Abhilash Kundavaram Paul Prabhakar, Murugan Sanjay, Rabbi N Abel S, Pradeeptha Sharon, Kumar Sathish, Selvaraj Bagyalakshmi, Gunasekaran Karthik
Department of Emergency Medicine, Christian Medical College, Vellore, Tamil Nadu, India.
Department of General Medicine, Christian Medical College, Vellore, Tamil Nadu, India.
J Family Med Prim Care. 2022 Jan;11(1):233-239. doi: 10.4103/jfmpc.jfmpc_1184_21. Epub 2022 Jan 31.
Deliberate self-poisoning and harm (DSPH) is an unabating problem with a wide variation in the methods used across the world. Hence, this study was conducted to understand the current spectrum of methods used for DSPH by patients in our geographic locality and catchment area with special emphasis on newer compounds and drugs used.

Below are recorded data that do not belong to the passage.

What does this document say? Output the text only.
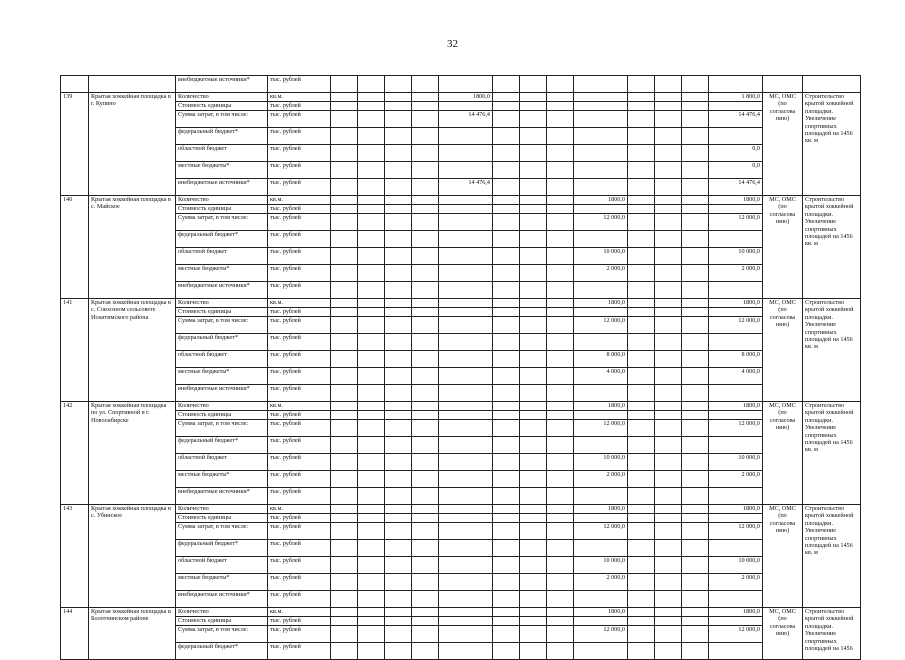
32
		внебюджетные источники*	тыс. рублей															
139	Крытая хоккейная площадка в г. Купино	Количество	кв.м.					1800,0								1 800,0	МС, ОМС (по согласова нию)	Строительство крытой хоккейной площадки. Увеличение спортивных площадей на 1456 кв. м
		Стоимость единицы	тыс. рублей															
		Сумма затрат, в том числе:	тыс. рублей					14 476,4								14 476,4		
		федеральный бюджет*	тыс. рублей															
		областной бюджет	тыс. рублей													0,0		
		местные бюджеты*	тыс. рублей													0,0		
		внебюджетные источники*	тыс. рублей					14 476,4								14 476,4		
140	Крытая хоккейная площадка в с. Майское	Количество	кв.м.									1800,0				1800,0	МС, ОМС (по согласова нию)	Строительство крытой хоккейной площадки. Увеличение спортивных площадей на 1456 кв. м
		Стоимость единицы	тыс. рублей															
		Сумма затрат, в том числе:	тыс. рублей									12 000,0				12 000,0		
		федеральный бюджет*	тыс. рублей															
		областной бюджет	тыс. рублей									10 000,0				10 000,0		
		местные бюджеты*	тыс. рублей									2 000,0				2 000,0		
		внебюджетные источники*	тыс. рублей															
141	Крытая хоккейная площадка в с. Совхозном сельсовете Искитимского района	Количество	кв.м.									1800,0				1800,0	МС, ОМС (по согласова нию)	Строительство крытой хоккейной площадки. Увеличение спортивных площадей на 1456 кв. м
		Стоимость единицы	тыс. рублей															
		Сумма затрат, в том числе:	тыс. рублей									12 000,0				12 000,0		
		федеральный бюджет*	тыс. рублей															
		областной бюджет	тыс. рублей									8 000,0				8 000,0		
		местные бюджеты*	тыс. рублей									4 000,0				4 000,0		
		внебюджетные источники*	тыс. рублей															
142	Крытая хоккейная площадка по ул. Спортивной в г. Новосибирске	Количество	кв.м.									1800,0				1800,0	МС, ОМС (по согласова нию)	Строительство крытой хоккейной площадки. Увеличение спортивных площадей на 1456 кв. м
		Стоимость единицы	тыс. рублей															
		Сумма затрат, в том числе:	тыс. рублей									12 000,0				12 000,0		
		федеральный бюджет*	тыс. рублей															
		областной бюджет	тыс. рублей									10 000,0				10 000,0		
		местные бюджеты*	тыс. рублей									2 000,0				2 000,0		
		внебюджетные источники*	тыс. рублей															
143	Крытая хоккейная площадка в с. Убинское	Количество	кв.м.									1800,0				1800,0	МС, ОМС (по согласова нию)	Строительство крытой хоккейной площадки. Увеличение спортивных площадей на 1456 кв. м
		Стоимость единицы	тыс. рублей															
		Сумма затрат, в том числе:	тыс. рублей									12 000,0				12 000,0		
		федеральный бюджет*	тыс. рублей															
		областной бюджет	тыс. рублей									10 000,0				10 000,0		
		местные бюджеты*	тыс. рублей									2 000,0				2 000,0		
		внебюджетные источники*	тыс. рублей															
144	Крытая хоккейная площадка в Болотнинском районе	Количество	кв.м.									1800,0				1800,0	МС, ОМС (по согласова нию)	Строительство крытой хоккейной площадки. Увеличение спортивных площадей на 1456
		Стоимость единицы	тыс. рублей															
		Сумма затрат, в том числе:	тыс. рублей									12 000,0				12 000,0		
		федеральный бюджет*	тыс. рублей															
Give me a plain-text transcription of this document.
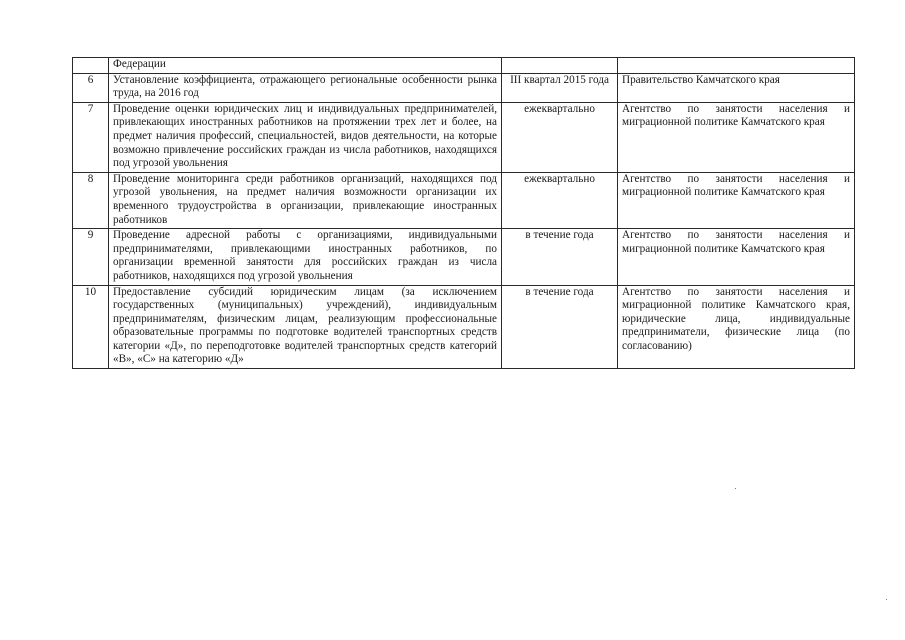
	Федерации		
6	Установление коэффициента, отражающего региональные особенности рынка труда, на 2016 год	III квартал 2015 года	Правительство Камчатского края
7	Проведение оценки юридических лиц и индивидуальных предпринимателей, привлекающих иностранных работников на протяжении трех лет и более, на предмет наличия профессий, специальностей, видов деятельности, на которые возможно привлечение российских граждан из числа работников, находящихся под угрозой увольнения	ежеквартально	Агентство по занятости населения и миграционной политике Камчатского края
8	Проведение мониторинга среди работников организаций, находящихся под угрозой увольнения, на предмет наличия возможности организации их временного трудоустройства в организации, привлекающие иностранных работников	ежеквартально	Агентство по занятости населения и миграционной политике Камчатского края
9	Проведение адресной работы с организациями, индивидуальными предпринимателями, привлекающими иностранных работников, по организации временной занятости для российских граждан из числа работников, находящихся под угрозой увольнения	в течение года	Агентство по занятости населения и миграционной политике Камчатского края
10	Предоставление субсидий юридическим лицам (за исключением государственных (муниципальных) учреждений), индивидуальным предпринимателям, физическим лицам, реализующим профессиональные образовательные программы по подготовке водителей транспортных средств категории «Д», по переподготовке водителей транспортных средств категорий «В», «С» на категорию «Д»	в течение года	Агентство по занятости населения и миграционной политике Камчатского края, юридические лица, индивидуальные предприниматели, физические лица (по согласованию)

This retrospective study included patients presenting with DSPH to the emergency department (ED) between January 2017 and December 2018.

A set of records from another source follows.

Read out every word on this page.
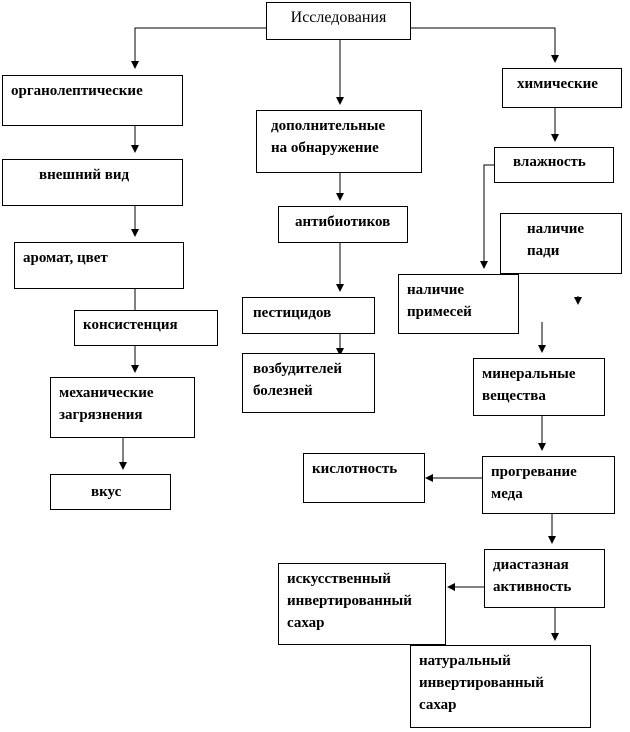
Исследования
органолептические
внешний вид
аромат, цвет
консистенция
механические
загрязнения
вкус
дополнительные
на обнаружение
антибиотиков
пестицидов
возбудителей
болезней
химические
влажность
наличие
пади
наличие
примесей
минеральные
вещества
прогревание
меда
кислотность
диастазная
активность
искусственный
инвертированный
сахар
натуральный
инвертированный
сахар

This study included 1802 patients, with a mean age of 32 ± 12.7 years. Of the patients, 85% were in the young to middle age group (16-45 years). Agrochemicals (n = 604, 33.5%), drugs (n = 498, 27.6%), plant toxins (n = 150, 8.3%) and rodenticides (n = 145, 8%) were the predominantly used compounds. The major emergency resuscitation procedures required in the ED were intubation (n = 321, 18%), vasopressor support (n = 73, 4%) and cardiopulmonary resuscitation (n = 27, 1.4%). A quarter (23.2%) was discharged stable from the ED, whereas a further 56.5% were discharged stable after hospital admission. The in-hospital mortality rate was 3% (n = 47). Multivariate logistic regression analysis showed rodenticides (odds ratio (OR): 22.32; 95% confidence interval (CI): 8.05-61.88; = 0.005) and plant poisons (OR: 23.92; 95% CI: 8.95-63.94; = 0.005) to be the independent predictors of mortality.

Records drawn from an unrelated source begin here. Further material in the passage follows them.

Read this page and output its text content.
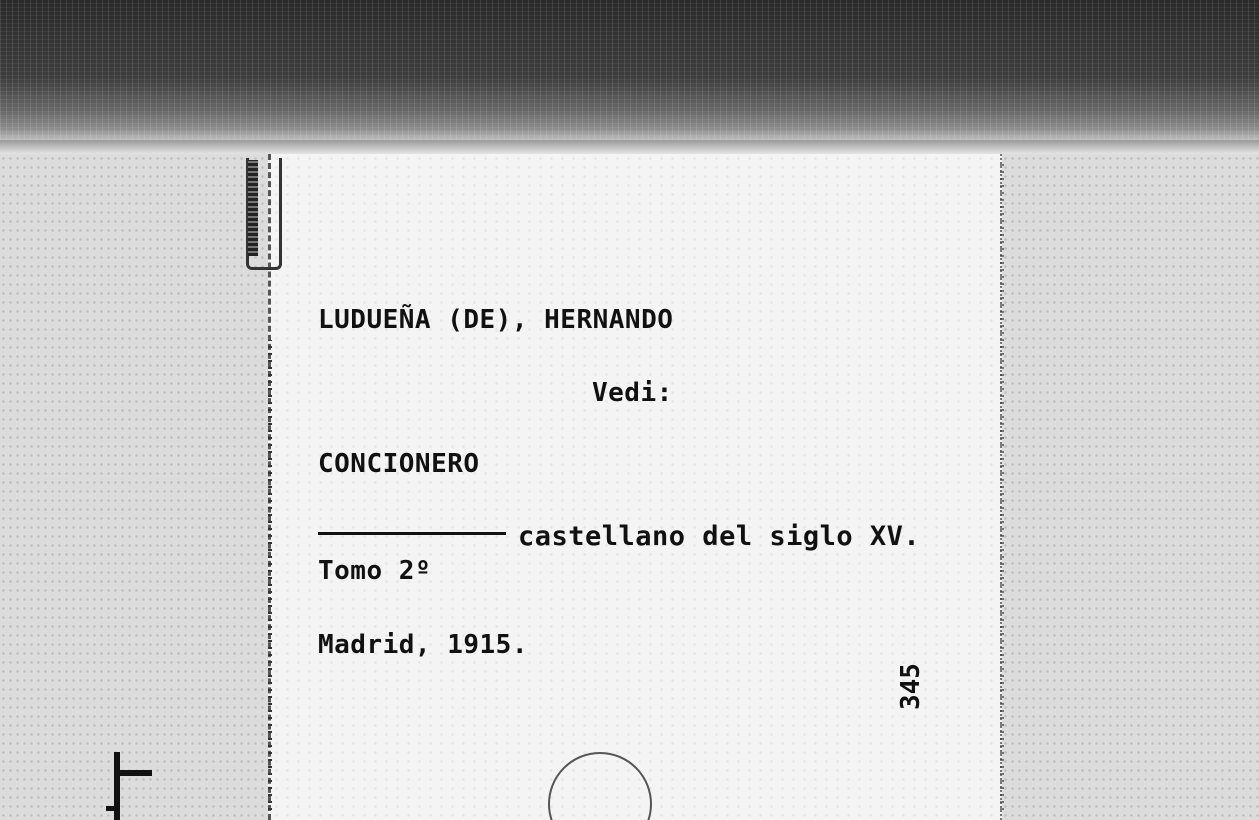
LUDUEÑA (DE), HERNANDO
Vedi:
CONCIONERO
castellano del siglo XV.
Tomo 2º
Madrid, 1915.
345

DSPH is prevalent in the highly productive young age group. Agrochemical ingestion and drug overdose are the most common methods used, whereas rodenticide and plant poisoning are associated with significant mortality.
蓄意自我中毒和伤害(DSPH)是一个持续存在的问题,世界各地使用的方法差异很大。因此,开展本研究以了解我们所在地理位置和集水区内患者用于DSPH的当前方法范围,特别强调使用的新型化合物和药物。
这项回顾性研究纳入了2017年1月至2018年12月期间到急诊科(ED)就诊的DSPH患者。
本研究纳入了1802例患者,平均年龄为32±12.7岁。其中,85%为青年至中年组(16 - 45岁)。主要使用的化合物为农用化学品(n = 604,33.5%)、药物(n = 498,27.6%)、植物毒素(n = 150,8.3%)和杀鼠剂(n = 145,8%)。急诊科所需的主要紧急复苏程序为插管(n = 321,18%)、血管活性药物支持(n = 73,4%)和心肺复苏(n = 27,1.4%)。四分之一(23.2%)的患者从急诊科稳定出院,另有56.5%的患者在入院后稳定出院。住院死亡率为3%(n = 47)。多因素逻辑回归分析显示,杀鼠剂(比值比(OR):22.32;95%置信区间(CI):8.05 - 61.88;P = 0.005)和植物中毒(OR:23.92;95%CI:8.95 - 63.94;P = 0.005)是死亡率的独立预测因素。
DSPH在高生产力的青年年龄组中普遍存在。摄入农用化学品和药物过量是最常用的方法,而杀鼠剂和植物中毒与显著的死亡率相关。